Approaching Havannah Pass.


"Dad, Could you come up? We need to figure out some lights."I emerge from my rest into the predawn darkness to join the crew who are looking at the chart and cruising guide and then at a collection of twinkling lights spread across the blackness ahead of us. We are nearing the end of another mostly rough passage but have been tacking back and forth slowly downwind for half the night in light airs to delay our arrival at Havannah Pass for dawn and slack water. This pass into New Caledonia has a reputation for being difficult when wind and wave meet a strong current ebbing out of the pass.

We never do understand the lights, but the dawn suddenly shows the obvious picture of a broad pass with a beacon tower to starboard on Gorro Point. In the distance ahead is a hill with two range marks to guide us as we enter. Already the tide has turned to flood and even though the wind has turned against us and Shiriri is putting all her engine effort into butting through the confused waves and swirls of current we still rush past Gorro Point with the current. We look around at this new land in the almost cool air. We have been edging south ever since Suvarov atoll in the northern Cook Islands and the cool wind and somber new landscape say that we are leaving the true tropics. Still, that is a coral reef that edges the shore and ...Wait! "Did you see that mermaid?" A dugong has surfaced to welcome us. Those old time sailors were quite sure, after several months at sea. that dugongs were mermaids. The hills are dark and slashed with red. Tall candelabra pines (similar to Norfolk Island pines) line the shore.

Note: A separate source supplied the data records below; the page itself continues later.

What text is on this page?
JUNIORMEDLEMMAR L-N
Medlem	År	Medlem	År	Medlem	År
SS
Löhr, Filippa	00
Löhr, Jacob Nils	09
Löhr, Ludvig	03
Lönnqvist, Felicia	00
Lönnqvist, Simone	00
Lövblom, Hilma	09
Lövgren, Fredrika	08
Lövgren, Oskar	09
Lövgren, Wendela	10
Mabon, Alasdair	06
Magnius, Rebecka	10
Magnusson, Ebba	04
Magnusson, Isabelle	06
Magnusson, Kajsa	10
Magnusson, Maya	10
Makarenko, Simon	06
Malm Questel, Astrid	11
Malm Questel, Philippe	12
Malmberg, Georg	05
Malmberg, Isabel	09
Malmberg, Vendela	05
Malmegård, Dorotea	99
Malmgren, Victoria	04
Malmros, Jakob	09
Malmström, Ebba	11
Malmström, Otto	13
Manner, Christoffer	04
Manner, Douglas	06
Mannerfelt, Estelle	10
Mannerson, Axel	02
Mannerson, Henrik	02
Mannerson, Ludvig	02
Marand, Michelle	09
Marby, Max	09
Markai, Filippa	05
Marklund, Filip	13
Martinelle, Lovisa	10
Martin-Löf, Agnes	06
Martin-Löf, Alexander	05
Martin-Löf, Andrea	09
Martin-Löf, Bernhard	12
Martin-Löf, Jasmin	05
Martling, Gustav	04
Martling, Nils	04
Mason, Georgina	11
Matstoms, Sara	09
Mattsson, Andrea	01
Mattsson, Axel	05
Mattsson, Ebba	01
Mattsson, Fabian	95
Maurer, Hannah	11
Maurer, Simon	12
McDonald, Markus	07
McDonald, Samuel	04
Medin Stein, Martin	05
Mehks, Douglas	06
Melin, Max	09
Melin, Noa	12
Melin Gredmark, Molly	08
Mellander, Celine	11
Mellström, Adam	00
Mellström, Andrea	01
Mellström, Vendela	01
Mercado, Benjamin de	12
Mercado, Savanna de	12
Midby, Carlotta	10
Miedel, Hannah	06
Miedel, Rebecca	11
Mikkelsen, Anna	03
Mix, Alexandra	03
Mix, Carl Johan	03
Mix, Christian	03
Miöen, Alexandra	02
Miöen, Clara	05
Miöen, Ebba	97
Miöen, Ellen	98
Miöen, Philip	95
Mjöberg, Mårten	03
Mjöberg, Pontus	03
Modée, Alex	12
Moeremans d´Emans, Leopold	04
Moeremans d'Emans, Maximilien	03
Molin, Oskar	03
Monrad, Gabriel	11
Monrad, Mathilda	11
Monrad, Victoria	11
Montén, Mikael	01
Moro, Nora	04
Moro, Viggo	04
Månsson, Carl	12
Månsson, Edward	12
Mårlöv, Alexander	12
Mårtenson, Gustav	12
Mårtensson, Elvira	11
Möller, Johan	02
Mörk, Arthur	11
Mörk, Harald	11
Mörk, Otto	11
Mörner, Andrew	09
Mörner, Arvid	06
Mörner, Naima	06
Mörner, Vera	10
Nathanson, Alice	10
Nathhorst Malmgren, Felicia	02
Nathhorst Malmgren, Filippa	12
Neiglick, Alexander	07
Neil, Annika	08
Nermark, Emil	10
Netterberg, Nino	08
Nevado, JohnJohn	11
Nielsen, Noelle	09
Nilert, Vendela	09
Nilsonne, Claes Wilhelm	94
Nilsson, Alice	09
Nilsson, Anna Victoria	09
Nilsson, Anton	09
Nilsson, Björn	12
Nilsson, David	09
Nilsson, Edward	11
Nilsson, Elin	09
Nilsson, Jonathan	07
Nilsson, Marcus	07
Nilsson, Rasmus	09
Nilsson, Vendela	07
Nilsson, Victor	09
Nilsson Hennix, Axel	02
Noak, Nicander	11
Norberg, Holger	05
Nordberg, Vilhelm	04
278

This headwind will make it impossible to make it all the way to the main town of Noemea on the west coast to check in, especially when the tide turns against us, so we turn into a long bay and drop anchor in the lee of a hill. Ah, heavenly peace! The smell of eucalyptus and earth wafts across to us on the stray gusts of wind that reach over the hill. Time for breakfast and a rest. Nothing can feel quite so good as a successful landfall and a peaceful anchorage at the end of a passage.



Baie de Prony.

A while later I emerge into the cockpit with my sketchbook, write up the morning`s events and then settle down to draw the landscape across the bay. A single yacht is anchored over there against dark rippled hills. I use my pen and watercolour pencils to feel the push and pulls of the contours, to catch the dark reds and shadows, the rush of wind and cloud. As we have sailed across the Pacific this journalling and drawing has become more and more important to me. At first, I added funny little sketches when I felt like it, but this has now become an important part of my experience of the journey. Even in the toughest hours I have to believe that someday I will need to look back on these times. Recording the passing moment is a way to validate that it exists. I am discovering that the process of writing and drawing also makes the present more vivid. Even though, unlike today, I may not write down or draw the day until more time has passed, I know that I will and that affects how I experience the present moment. There is now a second eye that notes things as they happen and provides a synthesis of the truest aspect with all the details that support it saved and with all the clutter filtered out.

In the afternoon we row ashore to a red beach and climb up a rough red track to the top of the hill. Heather pauses to rest and to examine the strange plants: one looks like a rhododendron, another a pine with long soft needles. A few are familiar like the palms and screw pines but we know we have crossed a botanical divide and are closer to Australia. A brilliant blue butterfly flits down a tunnel the trail makes through the vegetation. Presently we can see back across the Baie de Prony and down to Shiriri in the bay below tugging at her anchor in the gusts. At the summit in a landscape of crumbling black, red and ochre rocks we discover the beacon and the guiding range marks which at the beginning of this day were some of the confusing lights that flashed at us out on the the open ocean.

Looking back along the way we have come we can follow the line of white fringing coral reef to the beacon at the entrance to Havannah Pass and lift our eyes to the rim of the ocean to the east. Somewhere back along the wind`s way is Fiji and beyond that all the islands we have visited over the past few months. All of them separated by the watery world of the great ocean that covers nearly all of our blue planet. While everyone know this fact intellectually, while living on or close to a large continent and in the midst of a busy human society, we have experienced this in a very personal way. The islands are so widely spaced, the land is so precious. We know that although we have been able to sail across the ocean, that it is land we are made for and which supports our voyages. During our nights alone under the stars we have realized that the earth itself is a precious island in the ocean of space. We have had a long thoughtful moment in our lives that will influence us forever, we are still part of it.